In medaka embryos, melanophores can first seen by light microscopy 130-140 hours after fertilization (stage 20, somite 25-26, 20 degree). Melanosomes were observed in dermal tissue by electron microscopy 120 hours after fertilization (stage 25, somite 22-23, 20 degree). It was 165-180 hours (stage 25) after fertilization that leucophores was first observed by light microscopy, but by electron microscopy, leucosornes were found in dermal tissues 135 to 150 hours after fertilization (stage 27-28). Xanthophores were not found by light microscopy until after hatching, but electron microscopy revealed the presence of pterinosomes and prepterinosomes 180-200 hours after fertilization. A summary of the times and the appearance of the three kinds of chromatosomes in the embryo is shown in Fig. 1.


Fig. 1. Time required for the appearance of chromatosomes at 20 degree in the medaka, Oryzias latipes.

Fig. 2. A diagram illustrating the formative process of the melanosome in the early stage embryo.
2. The process of chromatosome generation in early embryos
Melanosomes : At stage 26, mesenchyme tissue differentiated into dermal tissue, epidermal and dermal tissues were distinguishable by the presence of basement membrane. When a mesenchyme cell differentiated into a dermal cell, rough endoplasmic reticulum (RER) was generated around the nucleus, while empty vesicles (0.1-0.3m in diameter) were generated at the end of the RER. Premelanosomes and melanosomes in various stages of maturity were observed around vesicles located far from the RER. Golgi apparatus always appeared where premelanosomes were found. These observations strongly indicate that RER participates in the generation of vesicles, while the Golgi apparatus is involved in melanin formation (Fig. 2).

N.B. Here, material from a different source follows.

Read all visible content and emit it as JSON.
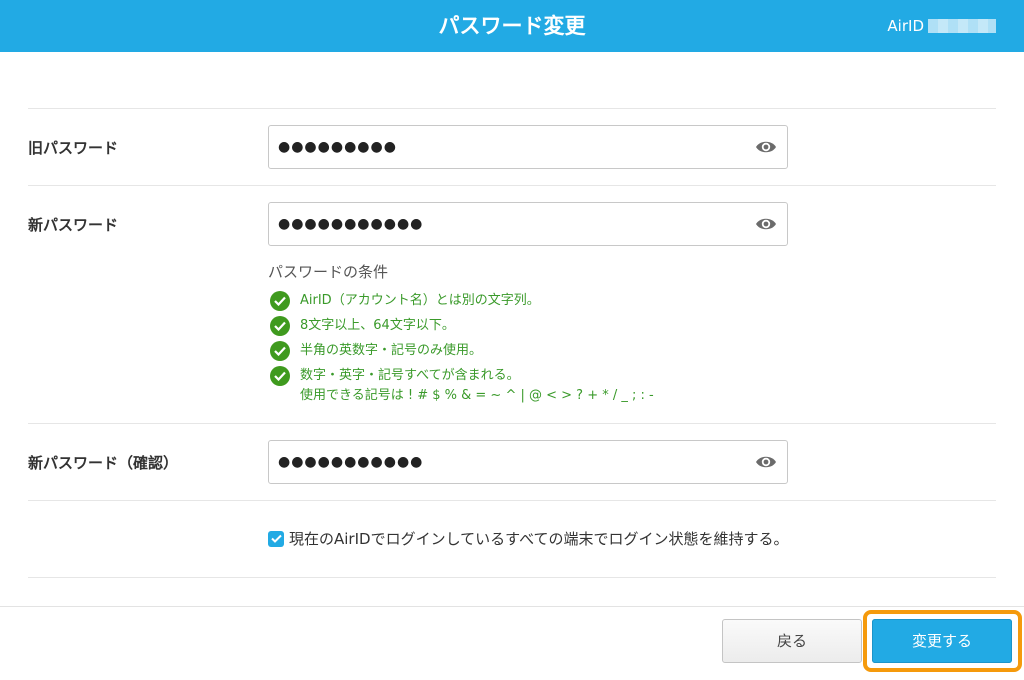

Leucosomes : Between the nuclear membrane and cytoplasm in mesenchyme cells of the embryo at stage 26 (135-150 hours after fertilization, 20 degree), a crevice grew along the nuclear membrane and boundary layer, including the boundary plasma. This crevice had a wavy appearance, and a part of it assumed the shape of a tube, which later changed into a microtubule. The end of the microtubule became narrow, and formed vesicles (0.2-0.8micro in diameter). Later, a part of boundary layer became constricted and formed vesicles. Near the end of microtubules, preleucosomes multiplied but appearance of the leucosomes seemed delayed relative to the formation of melanosomes (Fig. 3).


Fig. 3. A diagram illustrating the formative process of the leucosome in the early stage embryo.

Fig. 4. A diagram illustrating the formative process of the pterinosome in the early stage embryo.
Pterinosomes : Chromatoblasts of indefinite shape appeared in a circle or bell shape under the besement membrane of the embryo at stage 28. The smallest double membraned chromatoblasts were about 3micro in diameter and contained 20 to 40 vesicles. As the chromatoblasts became larger, the number of vesicles increased, while at the same time prepterinosomes in various stages were observed. In the stage from prepterinosome to pterinosome, Golgi apparatus were found inside the chromatoblasts whereas microtubules were outside (Fig. 4).

Chromatosomes originating from the same small mesenchyme cell have different characteristics at the time of appearance of this structure from the standpoint of a genetic analysis of embryology.